Adipose-derived MSCs are another viable alternative. They are easier to harvest, but less effective (Shikh Alsook et al, 2015), and significant donor site morbidity with seroma formation has been documented (Nixon et al, 2008).

The promise of an effective healing response clinically with use of MSCs has led to further experimental studies to find a more appropriate cell source. Although MSCs are multipotent, they have better regenerative capacity within their tissue of origin (Youngstrom et al, 2016).

Tendon-derived MSCs have been used experimentally to treat SDFT lesions where they have been shown to increase tensile strength and collagen fibre alignment in repaired tissue (Durgam et al, 2016). As these cells have a high proliferation rate, only a small amount of autogenous tendon tissue is harvested to generate clinically useful cell numbers (Durgam et al, 2016). However, morbidity associated with creating a second tendon lesion at the donor site (Alves et al, 2011) is unacceptable, meaning their only potential as a clinical treatment is through allogenic use (Youngstrom et al, 2016).

An allogenic source of stem cells would, in many ways, be ideal, allowing use of unlimited cell numbers from immediately available stock. However, if an allogenic source is to be used, amniotic MSCs probably represent the most exciting treatment prospect for the future.

Lange-Consiglio et al (2013) showed re-injury rate in horses treated with allogenic amniotic membrane-derived stem cells was lower (4 per cent) compared to the average observed with autologous bone marrow-derived MSCs (23 per cent). With amniotic MSCs being more primitive than bone marrow MSCs, they provide potential for better engraftment (Lange-Consiglio et al, 2013) and are available for collection in unlimited numbers from extrafetal tissues discarded at parturition (Lange-Consiglio et al, 2012).

Once storage by cryopreservation has been refined (Lange-Consiglio et al, 2012), potential exists to create a bank of stem cells for future, immediate intralesional use (Lange-Consiglio et al, 2012; Reed and Leahy, 2013).

Laser therapy

Although technically advantageous, the practicalities of horse-side treatment with stem cells is challenging – and of recent evolutions, laser therapy (Figure 3) may represent the most promising and feasible option.

Anecdotally in the author’s clinic – and as reported by Pluim et al (2018) – it results in a more rapid improvement in clinical lameness and ultrasound score than previously described treatments.

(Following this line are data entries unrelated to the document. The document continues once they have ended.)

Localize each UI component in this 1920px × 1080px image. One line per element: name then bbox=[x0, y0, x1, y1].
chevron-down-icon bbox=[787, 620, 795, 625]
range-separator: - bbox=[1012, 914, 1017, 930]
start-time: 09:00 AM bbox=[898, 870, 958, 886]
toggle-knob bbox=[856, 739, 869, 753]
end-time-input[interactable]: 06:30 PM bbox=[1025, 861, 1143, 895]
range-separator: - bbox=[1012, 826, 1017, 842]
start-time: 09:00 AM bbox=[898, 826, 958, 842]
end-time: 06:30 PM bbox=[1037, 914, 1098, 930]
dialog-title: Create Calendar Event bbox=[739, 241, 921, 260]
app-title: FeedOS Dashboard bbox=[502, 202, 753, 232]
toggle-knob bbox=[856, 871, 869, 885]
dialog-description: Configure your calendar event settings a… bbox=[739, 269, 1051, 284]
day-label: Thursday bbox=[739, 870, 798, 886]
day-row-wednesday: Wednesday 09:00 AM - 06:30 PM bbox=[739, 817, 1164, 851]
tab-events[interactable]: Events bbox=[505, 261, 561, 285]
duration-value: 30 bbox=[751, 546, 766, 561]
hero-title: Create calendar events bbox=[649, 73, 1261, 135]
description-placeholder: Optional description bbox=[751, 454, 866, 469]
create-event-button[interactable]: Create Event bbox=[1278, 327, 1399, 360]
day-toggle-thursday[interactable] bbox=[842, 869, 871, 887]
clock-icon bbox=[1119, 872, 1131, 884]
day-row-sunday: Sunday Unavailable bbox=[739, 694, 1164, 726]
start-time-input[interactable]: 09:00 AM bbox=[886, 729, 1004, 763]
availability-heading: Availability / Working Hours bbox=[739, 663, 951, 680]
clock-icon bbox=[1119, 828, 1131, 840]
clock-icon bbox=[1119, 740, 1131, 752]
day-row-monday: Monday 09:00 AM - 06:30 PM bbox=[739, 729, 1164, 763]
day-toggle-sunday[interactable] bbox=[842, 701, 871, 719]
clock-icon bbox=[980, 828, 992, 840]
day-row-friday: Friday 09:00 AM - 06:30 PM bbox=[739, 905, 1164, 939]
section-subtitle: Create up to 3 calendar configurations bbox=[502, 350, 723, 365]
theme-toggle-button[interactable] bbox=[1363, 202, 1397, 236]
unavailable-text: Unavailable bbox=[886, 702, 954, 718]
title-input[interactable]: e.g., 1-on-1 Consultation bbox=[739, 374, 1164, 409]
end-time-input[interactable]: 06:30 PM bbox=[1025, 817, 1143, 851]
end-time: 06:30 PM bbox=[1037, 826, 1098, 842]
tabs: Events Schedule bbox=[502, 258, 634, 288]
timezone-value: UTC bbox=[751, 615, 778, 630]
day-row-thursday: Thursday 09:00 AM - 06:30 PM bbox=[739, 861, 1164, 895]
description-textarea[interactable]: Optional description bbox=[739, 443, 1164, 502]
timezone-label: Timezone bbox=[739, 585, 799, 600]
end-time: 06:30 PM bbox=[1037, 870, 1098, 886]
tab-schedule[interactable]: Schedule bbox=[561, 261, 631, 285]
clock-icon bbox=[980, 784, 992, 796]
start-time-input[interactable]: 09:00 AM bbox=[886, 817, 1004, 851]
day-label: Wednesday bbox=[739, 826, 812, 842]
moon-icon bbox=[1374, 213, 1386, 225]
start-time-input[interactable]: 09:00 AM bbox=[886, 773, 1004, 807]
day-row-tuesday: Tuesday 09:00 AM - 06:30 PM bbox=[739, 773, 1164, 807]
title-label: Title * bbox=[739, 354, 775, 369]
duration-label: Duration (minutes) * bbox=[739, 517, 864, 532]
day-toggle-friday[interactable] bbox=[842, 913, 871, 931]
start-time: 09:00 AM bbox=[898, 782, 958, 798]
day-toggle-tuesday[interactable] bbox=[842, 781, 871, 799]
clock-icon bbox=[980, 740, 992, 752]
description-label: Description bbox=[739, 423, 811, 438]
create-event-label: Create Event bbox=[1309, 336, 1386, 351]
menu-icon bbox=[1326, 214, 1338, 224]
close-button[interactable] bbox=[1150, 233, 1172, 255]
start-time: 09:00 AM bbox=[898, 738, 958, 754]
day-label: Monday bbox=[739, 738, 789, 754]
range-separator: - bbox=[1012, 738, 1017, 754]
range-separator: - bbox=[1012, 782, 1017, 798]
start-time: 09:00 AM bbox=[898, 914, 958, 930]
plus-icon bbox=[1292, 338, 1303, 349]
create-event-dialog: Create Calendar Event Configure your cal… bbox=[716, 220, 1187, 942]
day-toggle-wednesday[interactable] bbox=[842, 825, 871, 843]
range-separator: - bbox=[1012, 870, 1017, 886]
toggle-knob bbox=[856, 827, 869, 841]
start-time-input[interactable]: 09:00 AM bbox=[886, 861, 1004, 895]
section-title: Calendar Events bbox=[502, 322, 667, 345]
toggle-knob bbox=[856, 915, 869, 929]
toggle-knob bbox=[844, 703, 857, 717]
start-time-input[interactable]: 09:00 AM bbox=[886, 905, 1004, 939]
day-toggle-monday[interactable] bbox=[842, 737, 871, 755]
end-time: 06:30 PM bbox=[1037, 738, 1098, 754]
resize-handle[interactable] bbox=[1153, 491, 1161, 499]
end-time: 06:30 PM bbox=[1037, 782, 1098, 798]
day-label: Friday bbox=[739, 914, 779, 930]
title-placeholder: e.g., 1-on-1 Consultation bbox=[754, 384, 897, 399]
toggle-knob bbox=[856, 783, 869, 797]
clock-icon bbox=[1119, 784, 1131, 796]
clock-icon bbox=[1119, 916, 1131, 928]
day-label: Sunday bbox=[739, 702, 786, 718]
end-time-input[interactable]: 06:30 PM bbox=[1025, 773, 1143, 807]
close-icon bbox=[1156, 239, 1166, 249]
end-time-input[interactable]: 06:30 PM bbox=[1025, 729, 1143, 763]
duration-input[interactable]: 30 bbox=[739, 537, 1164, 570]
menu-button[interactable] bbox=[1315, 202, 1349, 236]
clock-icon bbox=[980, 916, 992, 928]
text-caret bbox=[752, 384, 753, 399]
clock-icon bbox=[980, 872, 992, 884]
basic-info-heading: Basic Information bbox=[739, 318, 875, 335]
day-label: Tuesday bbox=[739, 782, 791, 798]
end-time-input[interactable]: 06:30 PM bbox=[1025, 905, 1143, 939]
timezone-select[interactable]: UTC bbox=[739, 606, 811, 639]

While this allows earlier return to work, only time and further studies will elucidate if the tendon repair is as good as its ultrasonographic appearance.

Conclusion

It may seem little progress has been made in tendon treatments over the past few decades, but this reflects the complexity of the problem, which is not restricted to veterinary medicine.

Interestingly, the human Achilles tendon is functionally analogous (Durgam et al, 2016) to the SDFT in horses, and equine SDFT lesions are a well-accepted model of human exercise-induced Achilles tendon injury (Patterson-Kane and Rich, 2014). With the SDFT being the “most completely understood tendon injury in any species” (Patterson-Kane and Rich, 2014), we should not feel disheartened at progress as, for once, veterinary treatments are leading the way and shaping human protocols.

Intralesional injection of PRP or bone marrow-derived MSCs – with or without laser therapy – represent the best treatment options available; however, with re-injury rates remaining high, a need exists to better understand the cellular mechanisms of tendon injury, which could lead to a more effective treatment in the future.

• Some drugs listed are used under the cascade.